Encouragés par le gouvernement, agrariens, industriels et fabricans sont entrés en composition les uns avec les autres, leurs intérêts se sont coalisés. Les éleveurs ont dit aux filateurs : Protégez nos bestiaux, et nous protégerons vos filés de coton. Les agriculteurs ont dit aux maîtres de forges : Défendez-nous contre le blé russe, et nous vous défendrons contre les fers anglais. Donnant, donnant, on est tombé d’accord. Mais pour former dans le Reichstag une majorité disposée à accepter le nouveau tarif douanier, il fallait aussi s’entendre avec ceux qui ne filent ni ne tissent, qui ne labourent ni ne moissonnent, et qui se piquent de confectionner les lois. M. de Bismarck a mis en usage à cet effet les prodigieuses ressources de sa diplomatie et cet art merveilleux de manier les hommes, qui nous fait douter qu’il ait manqué sa vocation en quittant l’agriculture pour la politique. « Crois-tu, disait Hamlet à Polonius, qu’on puisse jouer de moi comme d’une flûte ? » M. de Bismarck est un bien autre musicien que Polonius, peut-être aussi est-il plus facile de faire chanter un député du Reichstag qu’un jeune prince de Danemark.

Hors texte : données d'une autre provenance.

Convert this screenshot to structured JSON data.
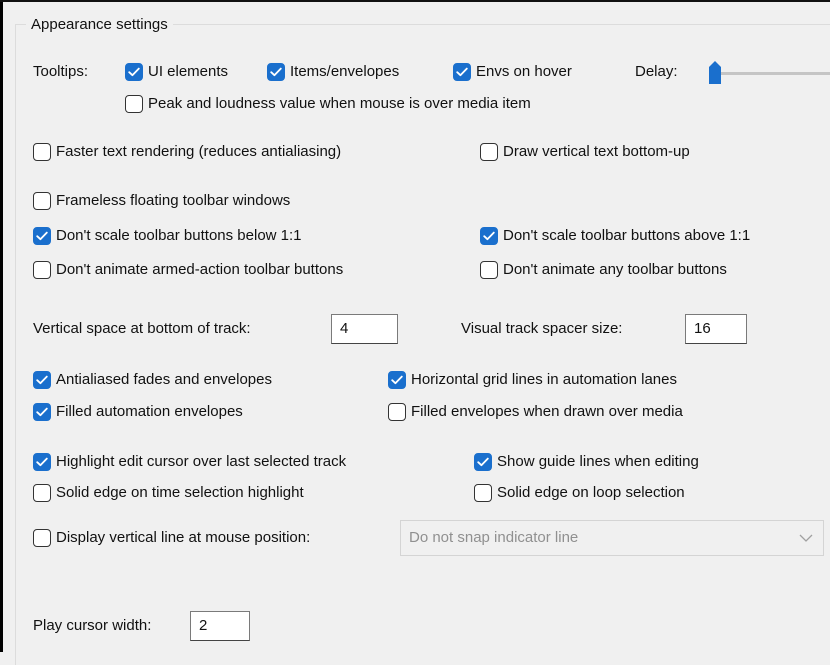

Le chancelier ne pouvait compter sur ses alliés ordinaires pour enlever le vote de ses droits protecteurs ; une notable partie des nationaux-libéraux est demeurée récalcitrante jusqu’au bout. Comment se procurer l’appoint de voix qui lui était nécessaire ? Il s’est adressé aux catholiques, mettant à profit une circonstance heureuse. Le centre ultra-montain représente en général des provinces manufacturières, où le protectionnisme est en faveur, et ce groupe, fort de plus de cent voix, craignait de se brouiller avec ses électeurs en se prononçant ouvertement contre le nouveau tarif. M. de Bismarck n’a rien négligé pour le confirmer dans ces louables dispositions. Berlin apprit un jour avec stupeur que M. Windthorst, l’ennemi le plus intime du chancelier de l’empire, était allé le voir, qu’il s’était entretenu longuement et familièrement avec lui. Cette conférence secrète mit tous les esprits en émoi et les fit travailler ; on en tira les plus grosses conséquences, qui parurent confirmées quand on sut que les catholiques voteraient le tarif. Depuis de longues années ils faisaient une opposition systématique et amère, ils prenaient en main la défense des intérêts guelfes et particularistes, ils chicanaient le gouvernement sur tout, ils épiloguaient sur le budget, ils rejetaient d’une seule voix les codes, le septennat militaire et le reste ; quoi qu’on leur pût demander, ils se retranchaient dans un refus allier et répondaient : Rendez-nous nos curés, nos évêques, nos chapelains, et nous verrons ensuite, lis avaient toujours dit non ; pour la première fois, ils disaient oui. Que s’était-il passé ? Qu’attendaient-ils en retour de leurs concessions ? Avaient-ils obtenu de l’ennemi des conditions écrites ? A quel prix avait-on acheté leur résipiscence ? Les imaginations se donnaient carrière. On affirmait qu’avant peu les lois de mai seraient rapportées, que le docteur Falk, ministre des cultes, serait remercié de ses services, que les évêques seraient réinstallés dans leurs diocèses, qu’une paix en forme serait signée avec le Vatican. On se livrait aux conjectures les plus hasardées, qu’autorisait le silence de M. de Bismarck et de la presse officielle. Les uns se berçaient des plus douces espérances, les autres rongeaient leur cœur.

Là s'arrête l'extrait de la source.